Sechs Jahre umfasst der neue Roman, von ihrem 18. bis zum 24. Lebensjahr, vom ersten eigenen Untermietzimmer in Leipzig, über die Geburt eines Sohnes, den sie Julius nennt, bis zur Ausreise nach West-Berlin und einer Reise nach Sizilien, wo sie zum ersten Mal dem Glück wenigstens für Augenblicke zu trauen beginnt.
Wie schon in ihrem 2011 für den Deutschen Buchpreis nominierten Roman "Das Mädchen" ist auch in "April" die Sprache neben der Hauptfigur die eigentliche Heldin. Die 1958 in Ahrensburg geborene Autorin, die 1985 von Leipzig nach West-Berlin übersiedelte, beherrscht die Kunst der Auslassung. Sie reduziert die Sprache aufs Allernötigste.

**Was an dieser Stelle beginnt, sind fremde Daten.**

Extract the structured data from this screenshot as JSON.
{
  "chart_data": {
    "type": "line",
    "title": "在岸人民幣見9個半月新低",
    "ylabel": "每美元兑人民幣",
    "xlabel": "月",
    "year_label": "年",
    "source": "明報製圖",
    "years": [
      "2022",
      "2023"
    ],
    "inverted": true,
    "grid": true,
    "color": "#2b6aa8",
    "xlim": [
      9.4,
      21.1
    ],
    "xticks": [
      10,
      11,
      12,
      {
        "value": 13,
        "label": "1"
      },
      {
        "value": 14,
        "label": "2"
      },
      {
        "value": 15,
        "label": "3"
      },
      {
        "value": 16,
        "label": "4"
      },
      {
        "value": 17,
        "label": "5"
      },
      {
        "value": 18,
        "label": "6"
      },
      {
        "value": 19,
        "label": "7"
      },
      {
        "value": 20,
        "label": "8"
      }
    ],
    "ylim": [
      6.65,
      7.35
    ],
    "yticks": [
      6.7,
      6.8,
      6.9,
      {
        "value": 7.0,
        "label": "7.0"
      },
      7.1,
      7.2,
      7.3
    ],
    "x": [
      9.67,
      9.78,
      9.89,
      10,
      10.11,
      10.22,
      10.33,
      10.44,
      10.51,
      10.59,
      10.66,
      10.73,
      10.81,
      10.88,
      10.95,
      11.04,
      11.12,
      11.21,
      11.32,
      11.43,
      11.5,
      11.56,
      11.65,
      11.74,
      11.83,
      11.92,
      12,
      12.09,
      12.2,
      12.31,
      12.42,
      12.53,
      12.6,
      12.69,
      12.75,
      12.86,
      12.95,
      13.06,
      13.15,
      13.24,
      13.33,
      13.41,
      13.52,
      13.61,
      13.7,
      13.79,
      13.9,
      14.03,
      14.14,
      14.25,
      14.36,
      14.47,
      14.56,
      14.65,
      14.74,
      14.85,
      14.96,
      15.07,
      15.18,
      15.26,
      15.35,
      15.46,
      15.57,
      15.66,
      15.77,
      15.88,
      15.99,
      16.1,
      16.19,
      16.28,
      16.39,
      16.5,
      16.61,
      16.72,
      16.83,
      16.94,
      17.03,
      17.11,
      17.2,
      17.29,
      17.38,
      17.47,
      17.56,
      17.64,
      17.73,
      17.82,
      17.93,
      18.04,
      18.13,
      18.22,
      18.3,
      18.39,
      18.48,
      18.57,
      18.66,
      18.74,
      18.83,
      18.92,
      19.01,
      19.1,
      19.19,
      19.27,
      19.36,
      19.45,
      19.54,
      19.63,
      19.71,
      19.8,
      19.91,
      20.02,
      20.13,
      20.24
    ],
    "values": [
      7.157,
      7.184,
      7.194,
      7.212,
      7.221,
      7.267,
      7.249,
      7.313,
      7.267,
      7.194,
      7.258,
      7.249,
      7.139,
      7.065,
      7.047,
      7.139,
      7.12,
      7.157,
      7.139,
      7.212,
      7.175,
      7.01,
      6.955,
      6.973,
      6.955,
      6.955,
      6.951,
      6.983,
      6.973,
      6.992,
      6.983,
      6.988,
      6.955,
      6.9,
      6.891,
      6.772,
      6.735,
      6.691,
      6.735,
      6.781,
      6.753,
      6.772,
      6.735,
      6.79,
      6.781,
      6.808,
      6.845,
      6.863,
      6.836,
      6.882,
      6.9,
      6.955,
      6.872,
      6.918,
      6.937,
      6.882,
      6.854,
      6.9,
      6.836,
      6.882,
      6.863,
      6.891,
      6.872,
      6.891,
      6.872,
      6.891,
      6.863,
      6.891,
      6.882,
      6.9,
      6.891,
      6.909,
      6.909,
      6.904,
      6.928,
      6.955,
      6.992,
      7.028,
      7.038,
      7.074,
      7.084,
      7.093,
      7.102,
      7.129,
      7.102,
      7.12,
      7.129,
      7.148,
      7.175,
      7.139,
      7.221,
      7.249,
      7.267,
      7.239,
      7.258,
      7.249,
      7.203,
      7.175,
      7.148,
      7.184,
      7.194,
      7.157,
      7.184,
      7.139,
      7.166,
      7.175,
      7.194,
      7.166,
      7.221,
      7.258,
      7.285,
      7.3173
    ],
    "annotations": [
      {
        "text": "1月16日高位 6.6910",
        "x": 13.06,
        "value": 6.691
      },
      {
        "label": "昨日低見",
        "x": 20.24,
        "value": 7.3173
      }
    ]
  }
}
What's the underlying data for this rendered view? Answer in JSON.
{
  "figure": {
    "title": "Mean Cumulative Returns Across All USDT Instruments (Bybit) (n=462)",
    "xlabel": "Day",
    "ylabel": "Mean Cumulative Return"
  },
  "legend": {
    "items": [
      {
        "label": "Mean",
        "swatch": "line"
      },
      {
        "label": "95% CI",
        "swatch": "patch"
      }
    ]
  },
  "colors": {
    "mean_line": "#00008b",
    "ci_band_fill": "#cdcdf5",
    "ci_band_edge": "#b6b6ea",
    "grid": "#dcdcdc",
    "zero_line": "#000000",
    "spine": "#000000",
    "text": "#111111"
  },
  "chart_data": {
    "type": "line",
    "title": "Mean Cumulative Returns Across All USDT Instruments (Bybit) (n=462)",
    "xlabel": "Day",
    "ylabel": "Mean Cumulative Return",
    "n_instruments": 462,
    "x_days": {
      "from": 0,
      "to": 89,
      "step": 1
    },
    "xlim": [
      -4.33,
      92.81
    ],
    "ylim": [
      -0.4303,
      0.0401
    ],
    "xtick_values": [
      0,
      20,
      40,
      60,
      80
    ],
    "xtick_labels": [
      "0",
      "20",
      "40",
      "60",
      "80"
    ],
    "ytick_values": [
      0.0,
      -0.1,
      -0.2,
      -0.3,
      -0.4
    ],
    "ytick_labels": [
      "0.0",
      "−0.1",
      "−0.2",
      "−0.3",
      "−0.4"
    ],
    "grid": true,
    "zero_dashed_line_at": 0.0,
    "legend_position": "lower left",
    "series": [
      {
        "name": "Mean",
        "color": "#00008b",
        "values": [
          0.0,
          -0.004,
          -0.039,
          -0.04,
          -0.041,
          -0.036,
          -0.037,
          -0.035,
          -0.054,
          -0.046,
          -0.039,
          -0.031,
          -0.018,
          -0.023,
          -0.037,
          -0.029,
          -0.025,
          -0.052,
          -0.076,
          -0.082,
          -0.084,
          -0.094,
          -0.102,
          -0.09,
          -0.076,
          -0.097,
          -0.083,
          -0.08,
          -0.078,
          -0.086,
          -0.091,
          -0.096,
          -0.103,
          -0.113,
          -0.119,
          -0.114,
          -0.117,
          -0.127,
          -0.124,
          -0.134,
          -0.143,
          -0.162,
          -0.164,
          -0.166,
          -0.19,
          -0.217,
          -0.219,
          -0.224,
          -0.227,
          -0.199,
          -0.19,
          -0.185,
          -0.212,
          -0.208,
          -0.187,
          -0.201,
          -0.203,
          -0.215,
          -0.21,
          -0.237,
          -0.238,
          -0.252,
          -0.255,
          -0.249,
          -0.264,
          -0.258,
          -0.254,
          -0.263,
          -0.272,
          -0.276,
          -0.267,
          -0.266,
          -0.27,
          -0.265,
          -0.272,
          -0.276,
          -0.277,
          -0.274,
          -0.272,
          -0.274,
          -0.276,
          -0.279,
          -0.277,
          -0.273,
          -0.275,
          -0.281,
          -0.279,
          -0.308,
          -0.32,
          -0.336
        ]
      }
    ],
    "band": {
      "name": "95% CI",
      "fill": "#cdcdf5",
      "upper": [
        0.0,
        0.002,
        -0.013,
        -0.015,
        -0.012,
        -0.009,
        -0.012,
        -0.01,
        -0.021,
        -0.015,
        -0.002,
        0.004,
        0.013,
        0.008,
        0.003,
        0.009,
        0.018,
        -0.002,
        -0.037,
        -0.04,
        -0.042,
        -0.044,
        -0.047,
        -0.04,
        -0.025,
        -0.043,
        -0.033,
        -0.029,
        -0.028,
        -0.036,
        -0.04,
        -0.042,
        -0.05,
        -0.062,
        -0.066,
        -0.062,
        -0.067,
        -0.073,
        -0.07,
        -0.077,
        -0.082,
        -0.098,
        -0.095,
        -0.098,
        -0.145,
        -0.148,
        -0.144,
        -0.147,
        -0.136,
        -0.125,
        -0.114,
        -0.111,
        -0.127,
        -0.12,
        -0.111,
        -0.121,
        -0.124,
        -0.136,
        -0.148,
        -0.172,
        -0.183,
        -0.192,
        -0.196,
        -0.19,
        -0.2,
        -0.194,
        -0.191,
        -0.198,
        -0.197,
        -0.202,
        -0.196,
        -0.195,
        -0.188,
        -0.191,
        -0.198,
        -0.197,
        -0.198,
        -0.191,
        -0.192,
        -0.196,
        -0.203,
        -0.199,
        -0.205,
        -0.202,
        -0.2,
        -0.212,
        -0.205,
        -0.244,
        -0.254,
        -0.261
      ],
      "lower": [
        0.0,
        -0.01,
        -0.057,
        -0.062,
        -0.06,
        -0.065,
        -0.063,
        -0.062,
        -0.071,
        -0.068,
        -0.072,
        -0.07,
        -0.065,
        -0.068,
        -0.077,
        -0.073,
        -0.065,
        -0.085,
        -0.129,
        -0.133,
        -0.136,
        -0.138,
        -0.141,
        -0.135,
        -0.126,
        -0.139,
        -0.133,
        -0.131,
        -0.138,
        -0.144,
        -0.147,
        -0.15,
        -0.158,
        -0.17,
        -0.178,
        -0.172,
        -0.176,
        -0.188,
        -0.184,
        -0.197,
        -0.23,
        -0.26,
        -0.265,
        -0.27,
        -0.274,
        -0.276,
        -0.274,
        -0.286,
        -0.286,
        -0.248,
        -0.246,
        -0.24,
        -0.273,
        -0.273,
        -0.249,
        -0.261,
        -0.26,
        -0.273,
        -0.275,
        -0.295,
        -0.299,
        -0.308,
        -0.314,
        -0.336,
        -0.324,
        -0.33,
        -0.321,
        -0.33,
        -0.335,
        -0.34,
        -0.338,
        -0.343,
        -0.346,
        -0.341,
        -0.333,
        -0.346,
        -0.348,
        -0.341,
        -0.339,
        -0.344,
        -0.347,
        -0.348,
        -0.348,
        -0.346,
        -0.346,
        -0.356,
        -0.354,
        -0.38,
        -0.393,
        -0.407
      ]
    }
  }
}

Was sie erzählt, wirkt umso plastischer. Wir sehen April durchs Leben taumeln. Momente des Glücks sind ihr suspekt. Bevor andere ihr wehtun, brodelt sie voller Wut und Zorn, explodiert wie ein Vulkan, um danach in Scham zu versinken.
Eine eigentümliche Intensität
Der Roman ist im Präsens und in der dritten Person erzählt. Er ist ganz nah an der Gegenwart seiner Heldin und hält doch Distanz zu ihr. So entsteht eine eigentümliche Intensität. Der Leser balanciert mit April durch eine Gefühlslandschaft, die vermintem Gelände gleicht. Er fühlt sich solidarisch mit ihr, ohne moralisch erpresst zu werden.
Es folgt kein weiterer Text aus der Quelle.